Rimase a osservare pensieroso il telefono, nell’attesa che suonasse di nuovo. Per un po’ non accadde niente, poi, mentre si accingeva a leggere la posta, l’apparecchio squillò ancora.
«D’accordo» disse Jan, «parliamo, ma non riagganciare subito.»
«Non avevo alcuna intenzione di farlo» rispose una voce conosciuta, accompagnata da un assordante frastuono da stazione ferroviaria.
«Carla! Che bella sorpresa.»
«Ho visto che ieri hai cercato di telefonarmi. Diverse volte.»
La sua voce era asciutta e pragmatica, e Jan ne rimase perplesso. Dopo il mazzo di rose si aspettava un po’ più di tenerezza.
«Sì, ecco... volevo solo ringraziarti.»
«Ringraziarmi?»
Jan aggrottò la fronte. Carla sembrava stupita, come se non sapesse a che cosa si riferiva.
«Senti, Jan, non ho molto tempo. Stanno per venire a prendermi alla stazione e devo rilasciare un’intervista. È successo qualcosa, oppure perché mi hai telefonato così tante volte?»

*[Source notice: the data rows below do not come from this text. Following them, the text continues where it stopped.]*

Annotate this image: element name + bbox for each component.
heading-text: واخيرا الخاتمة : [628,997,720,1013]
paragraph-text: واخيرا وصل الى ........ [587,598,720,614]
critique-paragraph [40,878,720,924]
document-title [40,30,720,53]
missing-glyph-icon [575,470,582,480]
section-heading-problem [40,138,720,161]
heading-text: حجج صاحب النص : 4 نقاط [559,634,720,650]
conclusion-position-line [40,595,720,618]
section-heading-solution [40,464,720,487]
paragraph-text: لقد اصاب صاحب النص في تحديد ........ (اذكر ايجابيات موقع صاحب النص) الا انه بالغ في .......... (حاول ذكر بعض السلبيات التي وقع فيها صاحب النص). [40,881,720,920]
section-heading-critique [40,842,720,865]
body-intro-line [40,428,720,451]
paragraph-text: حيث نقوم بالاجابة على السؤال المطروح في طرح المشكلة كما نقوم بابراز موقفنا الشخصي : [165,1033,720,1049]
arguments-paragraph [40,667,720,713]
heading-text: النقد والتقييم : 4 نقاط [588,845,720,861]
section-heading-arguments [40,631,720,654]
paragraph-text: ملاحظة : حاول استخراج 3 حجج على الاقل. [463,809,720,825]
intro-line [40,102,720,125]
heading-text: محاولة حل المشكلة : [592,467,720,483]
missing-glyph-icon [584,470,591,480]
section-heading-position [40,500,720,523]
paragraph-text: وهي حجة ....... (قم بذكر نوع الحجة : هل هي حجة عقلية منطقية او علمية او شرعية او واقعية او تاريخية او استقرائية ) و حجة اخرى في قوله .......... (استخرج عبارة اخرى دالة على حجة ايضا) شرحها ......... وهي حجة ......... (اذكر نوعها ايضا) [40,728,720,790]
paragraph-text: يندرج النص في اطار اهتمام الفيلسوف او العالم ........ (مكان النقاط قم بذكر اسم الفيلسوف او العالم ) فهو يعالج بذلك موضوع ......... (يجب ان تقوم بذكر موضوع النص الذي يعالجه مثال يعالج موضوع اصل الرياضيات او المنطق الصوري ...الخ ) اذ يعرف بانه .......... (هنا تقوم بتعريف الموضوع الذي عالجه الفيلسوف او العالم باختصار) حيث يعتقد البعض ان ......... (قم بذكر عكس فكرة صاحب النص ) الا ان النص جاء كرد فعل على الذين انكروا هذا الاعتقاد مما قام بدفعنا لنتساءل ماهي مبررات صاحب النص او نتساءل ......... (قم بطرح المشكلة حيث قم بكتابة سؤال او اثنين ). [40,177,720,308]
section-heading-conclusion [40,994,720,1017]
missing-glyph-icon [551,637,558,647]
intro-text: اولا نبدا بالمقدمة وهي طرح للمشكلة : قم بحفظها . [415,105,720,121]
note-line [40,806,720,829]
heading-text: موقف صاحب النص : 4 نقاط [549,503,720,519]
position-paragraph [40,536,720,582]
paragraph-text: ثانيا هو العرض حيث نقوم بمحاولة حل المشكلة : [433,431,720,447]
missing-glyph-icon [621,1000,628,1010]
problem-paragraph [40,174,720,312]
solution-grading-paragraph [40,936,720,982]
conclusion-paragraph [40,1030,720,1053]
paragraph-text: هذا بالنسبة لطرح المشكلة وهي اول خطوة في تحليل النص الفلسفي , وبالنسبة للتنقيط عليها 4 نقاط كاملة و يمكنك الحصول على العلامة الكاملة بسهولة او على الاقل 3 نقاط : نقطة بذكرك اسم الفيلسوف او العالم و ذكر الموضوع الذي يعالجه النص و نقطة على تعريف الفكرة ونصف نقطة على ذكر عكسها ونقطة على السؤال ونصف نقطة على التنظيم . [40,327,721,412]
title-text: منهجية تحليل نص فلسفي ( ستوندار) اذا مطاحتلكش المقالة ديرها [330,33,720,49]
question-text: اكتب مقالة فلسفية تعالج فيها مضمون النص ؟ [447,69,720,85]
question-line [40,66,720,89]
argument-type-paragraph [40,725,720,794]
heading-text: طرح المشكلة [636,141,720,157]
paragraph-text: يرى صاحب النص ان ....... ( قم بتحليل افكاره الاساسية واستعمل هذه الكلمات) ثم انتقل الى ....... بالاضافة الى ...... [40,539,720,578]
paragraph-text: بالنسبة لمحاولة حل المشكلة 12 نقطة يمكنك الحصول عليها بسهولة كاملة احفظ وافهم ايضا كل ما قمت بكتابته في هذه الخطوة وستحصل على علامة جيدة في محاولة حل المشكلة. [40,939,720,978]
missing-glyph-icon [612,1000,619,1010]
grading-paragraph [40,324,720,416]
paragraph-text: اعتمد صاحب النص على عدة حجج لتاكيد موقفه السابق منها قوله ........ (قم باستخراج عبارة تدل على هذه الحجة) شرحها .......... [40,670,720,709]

«No, qui è tutto a posto» rispose lui, rendendosi conto che non era il momento giusto per parlare delle rose. Soprattutto visto che non era stata lei a inviarle. «Volevo solo sentire la tua voce.»
«Ho sentito di Volker al notiziario. È terribile. Si sa già chi è stato?»
Lei lo evitava e Jan avvertì una spiacevole stretta al petto. «No. Gli inquirenti sospettano che possano esserci di mezzo i narcotrafficanti.»
«Non mi sorprenderebbe. Volker aveva messo le mani su qualcosa di grosso.» In sottofondo Jan sentì una voce maschile che si rivolgeva a Carla. Carla rispose qualcosa allontanando il telefono da sé. Poi tornò a parlargli. «È arrivato il taxi. Ora devo...»
«Aspetta un attimo» si affrettò a dire Jan. «Voglio ancora dirti che mi manchi.»
«Anche tu.» Questa risposta gli provocò un fremito. «Però lasciami ancora un po’ di tempo, d’accordo?»
«Certo.»
«Sai, non è che non ti amo. È solo che non ho ben chiaro come debbano proseguire le cose tra noi.»
«Stai tranquilla, lo capisco» rispose Jan cercando di trattenere il groppo in gola.
«Ora devo proprio andare.» La sua voce era bassa e fu quasi cancellata da un annuncio all’altoparlante. «Parleremo un’altra volta, ok? Stammi bene.»
Prima che lui potesse rispondere, lei aveva già riattaccato.
Jan si ritrovò nel silenzio del suo studio con un mazzo di rose che non sapeva da chi gli fosse stato inviato.